For the first time ever, since January 2021, I've been a Netflix subscriber. Although I've discussed Netflix shows on here before, this new Netflixing is special because I have a treadmill, I use it a lot, and it's made me way too tired to discuss Netflix shows on this blog with any regularity.
Alice in Borderland just needs to be discussed, though. I watched four episodes of Season 1 on back-to-back days, marking a punishing three hours per day of treadmill.
If you're unfamiliar with the show, this trailer should give you an idea of what it's all about:
Arisu and friends find themselves in a mostly abandoned, dystopian vision of modern Tokyo. In order to extend their visas, they have to play - and win - potentially fatal games based on the draw of a card. Number is difficulty, as well as the number of days the visa is extended for all winners. Suit is the type of game: spades is a physical challenge, clubs is a team game, diamonds is a battle of wits, and hearts are games that pit the players against each other. It's The Running Man meets Saw.
Awesome show. Why discuss it now specifically, though?
I've read a lot of reviews, yet not once have I seen these discussion points: (quasi-spoilers, I suppose?)
- Part of what makes Alice in Borderland so great is the one game per episode format. When the 10 of hearts game extends over the last three episodes, the show drags.
- We need more diamonds! Only one diamond game came up, and it only lasted a couple minutes because most of Episode 5 is an explanation of the beach. Diamonds should theoretically be the most fun suit to watch.
- The two hearts games are the only two games Arisu plays that are a 7 or higher, whereas all the other suits are only ever seen at a 5 or lower. (We never see a 6.) It would have been fascinating to see, say, a really difficult physical challenge. I presume we'll see this as one of the face cards in Season 2.
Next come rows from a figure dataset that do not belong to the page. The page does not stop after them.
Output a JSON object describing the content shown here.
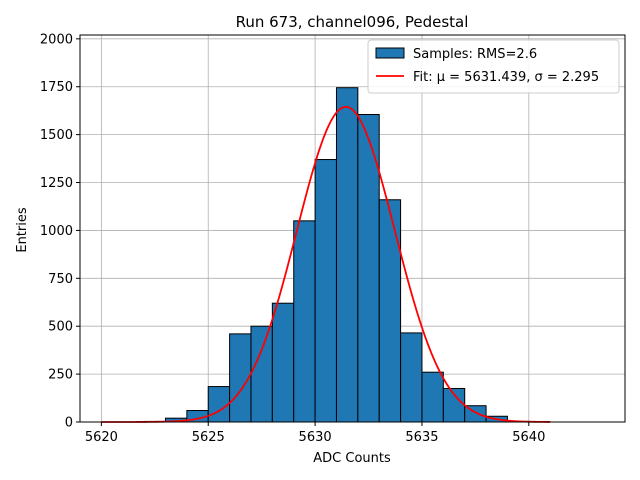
{
  "chart_data": {
    "type": "bar",
    "title": "Run 673, channel096, Pedestal",
    "xlabel": "ADC Counts",
    "ylabel": "Entries",
    "xlim": [
      5619.0,
      5644.5
    ],
    "ylim": [
      0,
      2020
    ],
    "xticks": [
      5620,
      5625,
      5630,
      5635,
      5640
    ],
    "yticks": [
      0,
      250,
      500,
      750,
      1000,
      1250,
      1500,
      1750,
      2000
    ],
    "grid": true,
    "legend_position": "top-right",
    "bar_color": "#1f77b4",
    "fit_color": "#ff0000",
    "histogram": {
      "name": "Samples: RMS=2.6",
      "bin_width": 1,
      "bin_starts": [
        5620,
        5621,
        5622,
        5623,
        5624,
        5625,
        5626,
        5627,
        5628,
        5629,
        5630,
        5631,
        5632,
        5633,
        5634,
        5635,
        5636,
        5637,
        5638,
        5639,
        5640,
        5641,
        5642
      ],
      "counts": [
        0,
        0,
        3,
        20,
        60,
        185,
        460,
        500,
        620,
        1050,
        1370,
        1745,
        1605,
        1160,
        465,
        260,
        175,
        85,
        30,
        3,
        0,
        0,
        0
      ]
    },
    "fit": {
      "name": "Fit: μ = 5631.439, σ = 2.295",
      "mu": 5631.439,
      "sigma": 2.295,
      "amplitude": 1645,
      "x_range": [
        5620,
        5641
      ]
    }
  }
}
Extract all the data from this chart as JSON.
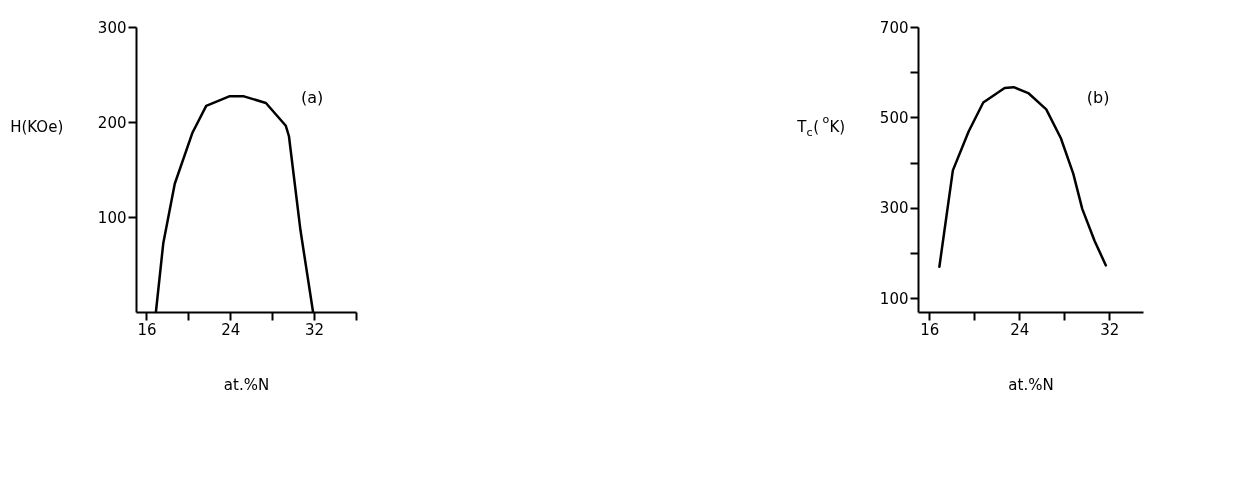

- Dead or Alive may actually be the most difficult game. It's the only one that can be failed by all the participants so quickly and violently. I had to go back over it in a way I didn't with the other games. Arisu's spatial sense, awareness and quick thinking that'll keep him alive really shine in this one, which is fitting for the first episode.
- Tag combines some of everything, despite being the only spades game so far: teamwork, physicality, the ability to betray people, and the need to solve a puzzle. It also introduces at least two recurring characters.
- The botanical garden game is so full of red herrings I love it. Various online theories of how to save everyone aside, I really liked the "sheep chasing a wolf" angle, as well as the comically mismatched weapons that don't seem to have a purpose other than to make the players into worse people. Well, it is a hearts game...
- The bus game is such a knee-slapper, which I don't like because it doesn't show Arisu at his best. I get that he was rattled by the aftermath of the botanical garden game, and that no one's perfect, but surely looking at the outside of the bus could have been foreseen.
- Spoiler alert: I had always wanted to write a murder mystery that was actually a suicide, but never had the rest of the plot. Thanks, Alice in Borderland, for taking this story off my hands.
- Alice in Borderland is just asking for fan fiction. Make your own games! Not to mention it'd be really easy to introduce a new character, as people pop up every so often.
- Netflix has gone really international recently. In addition to Alice in Borderland, I've also seen other overseas productions recently, such as Nobody Sleeps in the Woods Tonight (Poland) and Mortal Engines (New Zealand). Also of note: RokuTV is going international too, including my recent watchings of Attack the Block (United Kingdom) and Metropolis (Germany).
On a less serious note, how was Stacey Q's "Two of Hearts" not on the soundtrack?